I wrote recently elsewhere about listening to an old "News From Lake Wobegon" segment from Prairie Home Companion. It was a radio program and then a podcast that I followed for a number of years until the host, Garrison Keillor, left the program. I still follow his The Writers Almanac daily even though that is in "reruns" now. The daily poem is from years ago, so most of them seem new even if I did read and listened to them before.
But what also interested me was his mention of how he composed these monologues.
I like Keillor's writing method for these News segments.
I always wrote the monologue on Friday evening, four or five pages, and looked at it Saturday morning, and then not again. I never read it. I never memorized it. I felt that I’d naturally remember the memorable parts.
I took a weeklong workshop with a very well-known poet who gave us a writing prompt one day to work on that evening. "Write the first draft with pen and paper only and make no revisions. Bring the paper to class tomorrow."
We did our assignments and he collected them at the start of the session. Then he, quite dramatically, ripped them and put them in the garbage. Shock in the class.
"Now, write it again. Anything that you remember was probably worth remembering and what you have already forgotten should be forgotten."
We wrote the poems again. After, as we shared what we wrote, some people recalled much of their poems. Some only retained a few lines or phrases. (I was in that group.) A few people remembered only the title and a few words. That didn't make them feel very good. (Some of those people were the ones who went into the trash after class to find their original.)
I have tried this on my own a few times. Write the first draft. Read it through a few times. Destroy it. Don't use a device. That's cheating if you still have the draft. Then try to write it again. Try writing a few hours later. Wait until the next day. Give it a week. The "memorable parts" should remain.

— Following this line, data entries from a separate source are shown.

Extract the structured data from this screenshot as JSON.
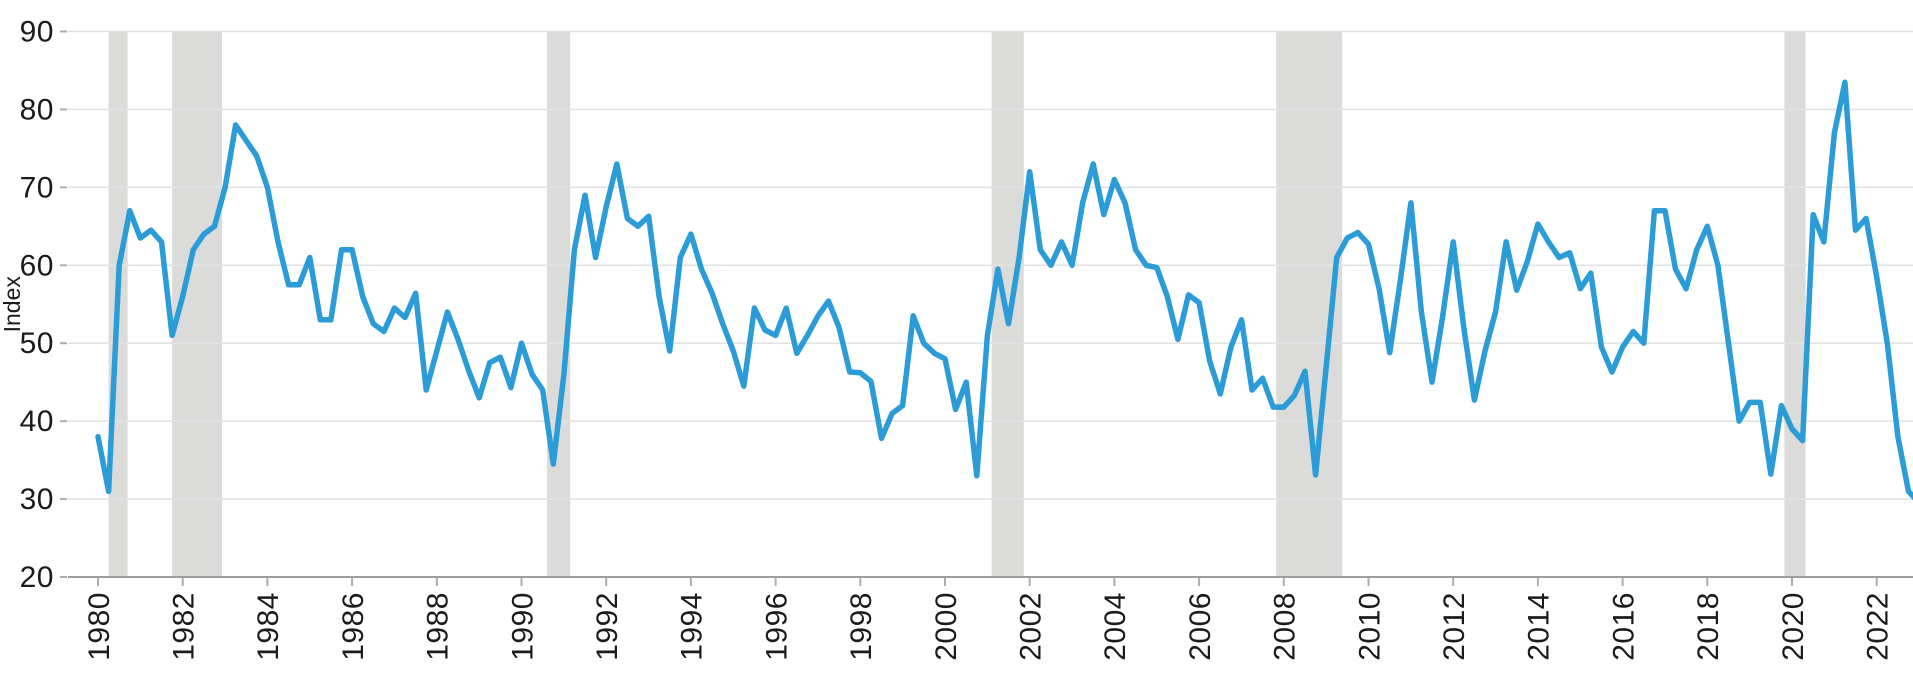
{
  "chart_data": {
    "type": "line",
    "title": "",
    "xlabel": "",
    "ylabel": "Index",
    "ylim": [
      20,
      90
    ],
    "yticks": [
      20,
      30,
      40,
      50,
      60,
      70,
      80,
      90
    ],
    "xticks": [
      1980,
      1982,
      1984,
      1986,
      1988,
      1990,
      1992,
      1994,
      1996,
      1998,
      2000,
      2002,
      2004,
      2006,
      2008,
      2010,
      2012,
      2014,
      2016,
      2018,
      2020,
      2022
    ],
    "x_start_year": 1980,
    "frequency": "quarterly",
    "grid": "horizontal",
    "legend_position": "none",
    "line_color": "#2B9CD8",
    "grid_color": "#e3e3e3",
    "axis_line_color": "#9e9e9e",
    "tick_color": "#adadad",
    "recession_band_color": "#dbdbd9",
    "recession_bands": [
      [
        1980.25,
        1980.7
      ],
      [
        1981.75,
        1982.93
      ],
      [
        1990.6,
        1991.15
      ],
      [
        2001.1,
        2001.86
      ],
      [
        2007.82,
        2009.38
      ],
      [
        2019.82,
        2020.32
      ]
    ],
    "series": [
      {
        "name": "Index",
        "values": [
          38,
          31,
          60,
          67,
          63.5,
          64.5,
          63,
          51,
          56,
          62,
          64,
          65,
          70,
          78,
          76,
          74,
          70,
          63,
          57.5,
          57.5,
          61,
          53,
          53,
          62,
          62,
          56,
          52.5,
          51.5,
          54.5,
          53.3,
          56.4,
          44,
          49,
          54,
          50.5,
          46.5,
          43,
          47.5,
          48.2,
          44.3,
          50,
          46,
          44,
          34.5,
          46,
          62,
          69,
          61,
          67.5,
          73,
          66,
          65,
          66.3,
          56,
          49,
          61,
          64,
          59.5,
          56.4,
          52.5,
          49,
          44.5,
          54.5,
          51.7,
          51,
          54.5,
          48.7,
          51,
          53.5,
          55.4,
          52,
          46.3,
          46.2,
          45.1,
          37.8,
          41,
          42,
          53.5,
          50,
          48.7,
          48,
          41.5,
          45,
          33,
          51,
          59.5,
          52.5,
          61,
          72,
          62,
          60,
          63,
          60,
          68,
          73,
          66.5,
          71,
          68,
          62,
          60,
          59.7,
          56,
          50.5,
          56.2,
          55.2,
          47.7,
          43.5,
          49.5,
          53,
          44,
          45.5,
          41.8,
          41.8,
          43.3,
          46.4,
          33.1,
          47,
          61,
          63.5,
          64.2,
          62.7,
          57,
          48.8,
          58,
          68,
          54,
          45,
          53.4,
          63,
          52,
          42.7,
          49,
          54,
          63,
          56.8,
          60.5,
          65.3,
          63,
          61,
          61.6,
          57,
          59,
          49.5,
          46.3,
          49.5,
          51.5,
          50,
          67,
          67,
          59.5,
          57,
          62,
          65,
          60,
          50,
          40,
          42.4,
          42.4,
          33.2,
          42,
          39,
          37.5,
          66.5,
          63,
          77,
          83.5,
          64.5,
          66,
          58.5,
          50,
          38,
          31,
          29.5
        ]
      }
    ]
  }
}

This is radical revision. It is a good writing exercise.
One summer I reread a folder of poems from years past. None were great. I wrote down the titles of a few that I thought I had some potential. Then, quite dramatically, I burned the poems in our firepit. I tried writing some of the poems whose titles I had saved. The title was enough of a trigger to get me back to what had inspired the first draft. I got a few good poems from the exercise.
Do I regret losing the other poems? No. It's not that I do this all the time. In fact, I still have a bound book of poems I wrote in high school on my shelf. they are almost all dreadful. But I keep them. I've never rewritten any of them, but they are like a kind of poetic diary of that time. There are love poems, imitations, things in grand language and attempts at haiku and short forms.
It reminds me of when John Steinbeck's dog destroyed his Of Mice and Men first draft. Steinbeck's rewrite, some from memory and some new, turned out quite well.
In 1922, Ernest Hemingway had all his writing (originals and carbons) packed in a suitcase by his wife, Hadley, for a train trip to Switzerland to meet him. She left it unattended on the train for a bit while she went to get some water. When she returned, the suitcase was gone. It has never been found. It was everything he had written at the time.
"All that remains of my complete works are three pencil drafts of a bum poem which was later scrapped, some correspondence between John McClure and me, and some journalistic carbons."
He later found two short stories back in Italy. “Up in Michigan,” which he had buried in a drawer because Gertrude Stein had said it was unpublishable, and “My Old Man” which was out with an editor at a magazine. Two good stories. I have to wonder what was lost.
That suitcase of writing would be worth a lot of money today. Hemingway never really tried to find it. He wrote what he remembered as being good again, and the rest just disappeared forever.